Okay, what if I have a customer who wants specific things in a design. This guy literally wants a sun, light house in the background, then on the beach wants palm trees, a pontoon boat, fire, cooler etc. Can someone customize this for me?


----------



## MotoskinGraphix (Apr 28, 2006)

kkappy said:


> Okay, what if I have a customer who wants specific things in a design. This guy literally wants a sun, light house in the background, then on the beach wants palm trees, a pontoon boat, fire, cooler etc. Can someone customize this for me?


Do you want someone to do the artwork for you or do you want someone to produce plastisol transfers from artwork you have created?


----------



## kkappy (Jan 14, 2010)

possibly both..I have something done already, but now he wants more added to it and i did it in corel draw. So i was just thinking maybe someone else would be able to get this done faster than i would be able to. I'm still pretty new at Corel draw and even creating designs etc.


----------



## MotoskinGraphix (Apr 28, 2006)

Post a pic of the design please so we can take a look.


----------



## ole Jobe (Jun 16, 2009)

Most of the custom transfer co's have art depts. They can do the whole thing. Also there are artists on the board who can do it. I would get a quote from a transfer co. first. God Bless.


----------



## kkappy (Jan 14, 2010)

What transfer company would you suggest?


----------



## ole Jobe (Jun 16, 2009)

Pro World, see link at left under preferred vendors. They do good work and support this site.


----------



## Strictlybusiness (Jan 4, 2009)

I was faced with the same challenge once.... I suggest versatranz.com they do tranfers (you can create and email or they can do the artwork). They also do vinyl and sell heat transfer supplies and equipment. I have used them for about 5 years. Good Luck!


----------



## kkappy (Jan 14, 2010)

I have attached the photo I am talking about..take a look and tell me who you think may help me out?


----------



## Rodney (Nov 3, 2004)

kkappy said:


> Hello, I have currently been buying transfer sheets and printing them out on my inkjet printer and putting them on t-shirts with my heat press.
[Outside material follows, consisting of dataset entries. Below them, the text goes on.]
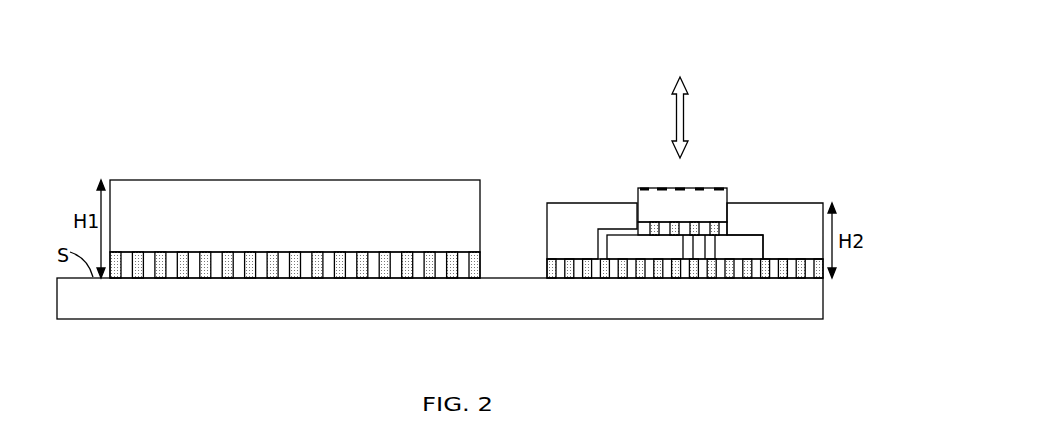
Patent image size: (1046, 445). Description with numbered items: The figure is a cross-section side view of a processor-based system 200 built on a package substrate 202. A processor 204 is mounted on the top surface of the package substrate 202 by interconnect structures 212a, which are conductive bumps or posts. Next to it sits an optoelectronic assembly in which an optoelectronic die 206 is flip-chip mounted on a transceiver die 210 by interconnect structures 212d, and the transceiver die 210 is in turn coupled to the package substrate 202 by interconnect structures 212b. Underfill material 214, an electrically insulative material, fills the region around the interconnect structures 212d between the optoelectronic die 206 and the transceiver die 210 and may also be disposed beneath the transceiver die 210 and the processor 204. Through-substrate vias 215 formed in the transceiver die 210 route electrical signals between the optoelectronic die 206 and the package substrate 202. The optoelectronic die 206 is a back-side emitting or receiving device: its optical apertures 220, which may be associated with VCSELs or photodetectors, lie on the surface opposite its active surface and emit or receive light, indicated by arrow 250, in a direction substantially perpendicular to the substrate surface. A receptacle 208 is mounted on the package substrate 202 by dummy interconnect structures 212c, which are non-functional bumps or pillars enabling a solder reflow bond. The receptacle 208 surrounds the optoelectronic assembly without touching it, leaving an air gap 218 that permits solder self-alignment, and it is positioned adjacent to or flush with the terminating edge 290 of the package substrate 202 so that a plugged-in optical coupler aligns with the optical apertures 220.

The processor-based system 200 is at (403, 96).
The package substrate 202 is at (530, 310).
The processor 204 is at (314, 228).
The optoelectronic die 206 is at (689, 216).
The receptacle 208 is at (593, 229).
The transceiver die 210 is at (670, 257).
The interconnect structures 212a is at (467, 279).
The interconnect structures 212b is at (758, 279).
The dummy interconnect structures 212c is at (603, 279).
The interconnect structures 212d is at (713, 232).
The underfill material 214 is at (545, 268).
The through-substrate vias 215 is at (710, 248).
The air gap 218 is at (637, 203).
The optical apertures 220 is at (666, 188).
The arrow 250 is at (684, 118).
The terminating edge 290 is at (826, 298).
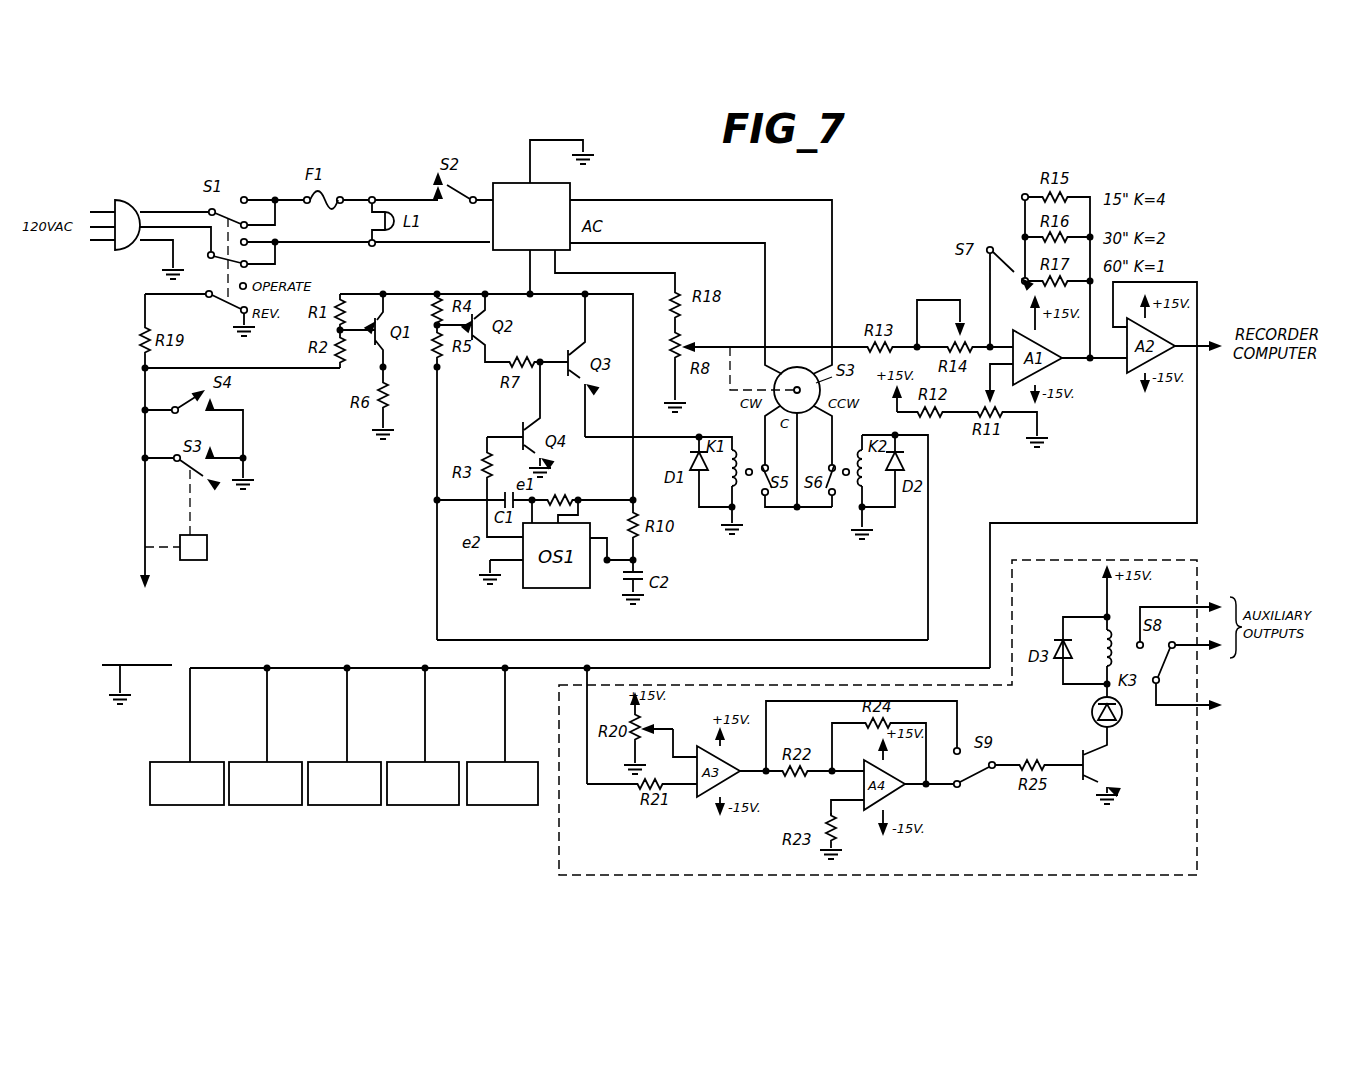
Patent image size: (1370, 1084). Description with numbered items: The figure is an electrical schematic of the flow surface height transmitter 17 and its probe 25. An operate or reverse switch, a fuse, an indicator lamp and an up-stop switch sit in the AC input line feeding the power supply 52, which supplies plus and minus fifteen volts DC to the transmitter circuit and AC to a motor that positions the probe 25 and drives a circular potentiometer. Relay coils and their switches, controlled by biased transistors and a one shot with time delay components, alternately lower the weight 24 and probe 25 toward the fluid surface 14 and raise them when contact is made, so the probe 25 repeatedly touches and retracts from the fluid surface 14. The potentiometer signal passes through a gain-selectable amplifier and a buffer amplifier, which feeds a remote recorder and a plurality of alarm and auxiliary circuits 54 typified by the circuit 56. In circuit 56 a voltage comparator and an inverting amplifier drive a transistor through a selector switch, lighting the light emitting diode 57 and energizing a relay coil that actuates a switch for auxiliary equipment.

The fluid surface 14 is at (165, 665).
The transmitter 17 is at (880, 250).
The weight 24 is at (207, 545).
The probe 25 is at (143, 586).
The power supply 52 is at (570, 195).
The alarm and auxiliary circuits 54 is at (188, 812).
The alarm and auxiliary circuit 56 is at (552, 858).
The light emitting diode 57 is at (1092, 714).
I have never used plasitols before. I am curious where I buy them and how much they are? Will they feel more real then the ones i have been using? I find that the dark shirts one feel like an iron on and i hate that. Please let me know where some good companies are that i can buy transfers from or can make me some..


There's a whole list of good companies that produce plastisol transfers at the top of this forum section here: http://www.t-shirtforums.com/plastisol-transfers/t77081.html


----------



## MotoskinGraphix (Apr 28, 2006)

I would say with lots of colors F&M freedom transfers.


----------